When all of this was over, he would owe them a debt of gratitude he would never be able to repay.
With his father so gravely ill, Aubrey refused to be pushed out of the house.
No, his mother was the one who needed to go, and his only regret was that he wouldn’t be there to see her ejected from the property.
She would be enraged. He hoped she would know she had only herself to blame.
With his arms propped over his head, he clung to the door frame outside his wife’s room, whispering prayers for her recovery and offering anything and everything God chose to take from him to ensure her survival.
He could live without anything except her.
By the time the door opened, he was on the verge of a complete breakdown. “Is she all right?”
“She will be,” the doctor said. “In time.”
Aubrey was so relieved, his legs refused to support him. He fell to his knees and dropped his head into his hands as sobs wracked his body.
“Aubrey.”
One word from her was all it took to send his heart soaring. He raised his head, saw her looking at him and crawled around the doctor to join her on the bed, taking her into his arms even as his body continued to shake with uncontrollable sobs.
“Shhh.”
She was comforting him? That would never do.

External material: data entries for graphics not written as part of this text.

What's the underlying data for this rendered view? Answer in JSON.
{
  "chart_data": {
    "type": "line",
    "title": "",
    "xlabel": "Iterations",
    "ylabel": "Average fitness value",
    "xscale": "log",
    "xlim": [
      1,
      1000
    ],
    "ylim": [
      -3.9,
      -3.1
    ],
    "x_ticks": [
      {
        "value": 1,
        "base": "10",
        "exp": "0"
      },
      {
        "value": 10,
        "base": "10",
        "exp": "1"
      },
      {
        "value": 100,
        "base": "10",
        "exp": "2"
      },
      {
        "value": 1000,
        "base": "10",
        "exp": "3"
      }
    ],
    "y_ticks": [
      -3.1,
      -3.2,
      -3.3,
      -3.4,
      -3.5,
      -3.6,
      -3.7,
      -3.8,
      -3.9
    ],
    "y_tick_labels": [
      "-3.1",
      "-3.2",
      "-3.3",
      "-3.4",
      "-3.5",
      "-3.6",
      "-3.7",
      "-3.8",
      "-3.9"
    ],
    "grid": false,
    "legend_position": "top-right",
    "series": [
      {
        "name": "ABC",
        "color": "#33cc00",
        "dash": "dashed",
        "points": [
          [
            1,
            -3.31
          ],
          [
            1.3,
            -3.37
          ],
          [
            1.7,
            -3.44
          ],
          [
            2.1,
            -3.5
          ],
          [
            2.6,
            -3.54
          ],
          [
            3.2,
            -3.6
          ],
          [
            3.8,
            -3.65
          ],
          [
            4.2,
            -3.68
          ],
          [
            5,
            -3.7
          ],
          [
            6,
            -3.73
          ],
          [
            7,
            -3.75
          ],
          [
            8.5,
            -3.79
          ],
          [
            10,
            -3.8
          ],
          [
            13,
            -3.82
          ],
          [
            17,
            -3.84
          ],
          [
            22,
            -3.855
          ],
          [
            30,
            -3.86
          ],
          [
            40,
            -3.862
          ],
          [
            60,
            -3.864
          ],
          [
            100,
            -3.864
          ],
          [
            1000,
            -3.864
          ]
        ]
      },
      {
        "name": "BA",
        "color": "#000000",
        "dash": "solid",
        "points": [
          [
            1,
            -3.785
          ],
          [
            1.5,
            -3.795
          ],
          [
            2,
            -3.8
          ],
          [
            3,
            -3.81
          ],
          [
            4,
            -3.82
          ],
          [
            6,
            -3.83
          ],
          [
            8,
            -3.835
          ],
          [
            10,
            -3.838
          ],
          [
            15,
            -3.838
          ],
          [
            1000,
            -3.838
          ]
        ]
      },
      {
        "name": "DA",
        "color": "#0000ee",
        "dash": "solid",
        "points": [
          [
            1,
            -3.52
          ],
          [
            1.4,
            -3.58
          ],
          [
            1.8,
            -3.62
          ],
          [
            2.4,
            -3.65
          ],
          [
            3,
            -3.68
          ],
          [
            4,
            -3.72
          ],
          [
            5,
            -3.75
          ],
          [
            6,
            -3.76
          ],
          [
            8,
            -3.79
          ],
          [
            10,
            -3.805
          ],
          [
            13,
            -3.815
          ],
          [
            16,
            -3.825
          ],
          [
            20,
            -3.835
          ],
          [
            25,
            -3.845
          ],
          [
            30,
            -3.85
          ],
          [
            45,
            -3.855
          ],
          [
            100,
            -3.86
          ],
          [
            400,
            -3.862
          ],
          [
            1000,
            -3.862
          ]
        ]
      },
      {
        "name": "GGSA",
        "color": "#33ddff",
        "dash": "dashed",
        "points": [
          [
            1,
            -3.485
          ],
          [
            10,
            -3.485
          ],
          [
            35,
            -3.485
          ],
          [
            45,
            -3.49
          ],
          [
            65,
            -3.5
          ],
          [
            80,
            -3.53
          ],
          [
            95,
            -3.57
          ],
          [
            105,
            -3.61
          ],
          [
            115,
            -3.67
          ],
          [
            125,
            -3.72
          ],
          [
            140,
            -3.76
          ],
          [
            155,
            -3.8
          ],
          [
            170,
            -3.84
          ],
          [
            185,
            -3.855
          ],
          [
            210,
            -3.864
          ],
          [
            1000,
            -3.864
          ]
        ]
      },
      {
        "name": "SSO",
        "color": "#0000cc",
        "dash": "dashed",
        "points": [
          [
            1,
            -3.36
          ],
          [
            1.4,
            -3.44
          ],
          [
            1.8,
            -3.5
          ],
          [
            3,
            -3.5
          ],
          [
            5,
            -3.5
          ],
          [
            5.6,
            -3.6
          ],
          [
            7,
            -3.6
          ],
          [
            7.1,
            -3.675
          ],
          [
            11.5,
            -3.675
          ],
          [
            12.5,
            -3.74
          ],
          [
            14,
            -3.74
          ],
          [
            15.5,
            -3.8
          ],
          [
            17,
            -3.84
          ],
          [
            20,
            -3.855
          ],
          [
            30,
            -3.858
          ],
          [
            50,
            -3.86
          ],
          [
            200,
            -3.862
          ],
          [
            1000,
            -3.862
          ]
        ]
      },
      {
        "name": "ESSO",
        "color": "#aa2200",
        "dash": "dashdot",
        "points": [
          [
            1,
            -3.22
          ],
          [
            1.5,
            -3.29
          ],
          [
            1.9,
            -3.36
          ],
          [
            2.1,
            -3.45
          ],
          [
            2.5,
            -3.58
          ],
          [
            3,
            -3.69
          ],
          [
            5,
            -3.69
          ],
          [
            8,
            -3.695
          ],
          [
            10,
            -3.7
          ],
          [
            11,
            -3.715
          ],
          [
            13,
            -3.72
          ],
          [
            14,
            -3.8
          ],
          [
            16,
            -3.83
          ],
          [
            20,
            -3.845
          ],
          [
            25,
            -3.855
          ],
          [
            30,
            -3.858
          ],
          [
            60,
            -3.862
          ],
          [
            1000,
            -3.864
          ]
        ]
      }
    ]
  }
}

“I’m so sorry, Maeve. You’ll never have to see her again.
Whatever she said to you, it doesn’t matter.
There’s nothing in this world I want more than you and a life with you.
Please don’t ever leave me again. I wouldn’t survive without you.
” He kissed the tears that slid down her pale face.
“I love you more than life itself. You must believe me when I tell you that.”
“I do.” Though her voice was barely a whisper, the music of Ireland he heard in her words buoyed his battered heart.
As he clung to her, he didn’t care that they were surrounded by strangers. He didn't care about anything but her and making sure she had everything she needed to regain her health.
He held her while she slept, soothed her when she moaned and later, when Derek and Simon arrived with the carriage, he carried her downstairs after expressing their heartfelt thanks to Scroogey and his sister, Eileen.
Aubrey snuggled Maeve into his arms for the ride up the hill to Paradis Trouvé where the entire staff rushed out to greet them.
He refused to hand her over to anyone, preferring to carry her into the house and up the stairs himself. Only when she was settled in their bed, where she belonged, did he release the deep breath he’d been holding for hours by then.
Derek and Simon came to the door, along with Catherine and Madeleine.
“How is she?” Catherine asked, her eyes red from lack of sleep and tears on behalf of her friend.
“She is exhausted and in need of a long rest to regain her strength,” Aubrey told them. “But the doctor assured me she will make a full recovery.”
“And will she be able to have other children?” Madeleine asked.
“He said there was no reason to believe otherwise.”
“Thank God,” Derek said for all of them.
“And my mother . . .”
“You needn’t concern yourself with her again,” Derek said.
“We made it very clear that we would ruin her on this side of the Atlantic and on our side if she ever bothered you or Maeve again. Your sisters were so upset by what she did to Maeve that they encouraged her to leave before she made things worse.”
“Thank you,” Aubrey said. “I can never thank you enough for everything you’ve done for me and for Maeve.”
“You both are family to us,” Derek said. “And family takes care of family.”
“We’ll leave you to get some rest,” Catherine said, squeezing Aubrey’s arm. “Everything is all right now.”
Aubrey glanced back at Maeve, asleep in their bed. As long as he had her, he had everything. “Yes, it is.”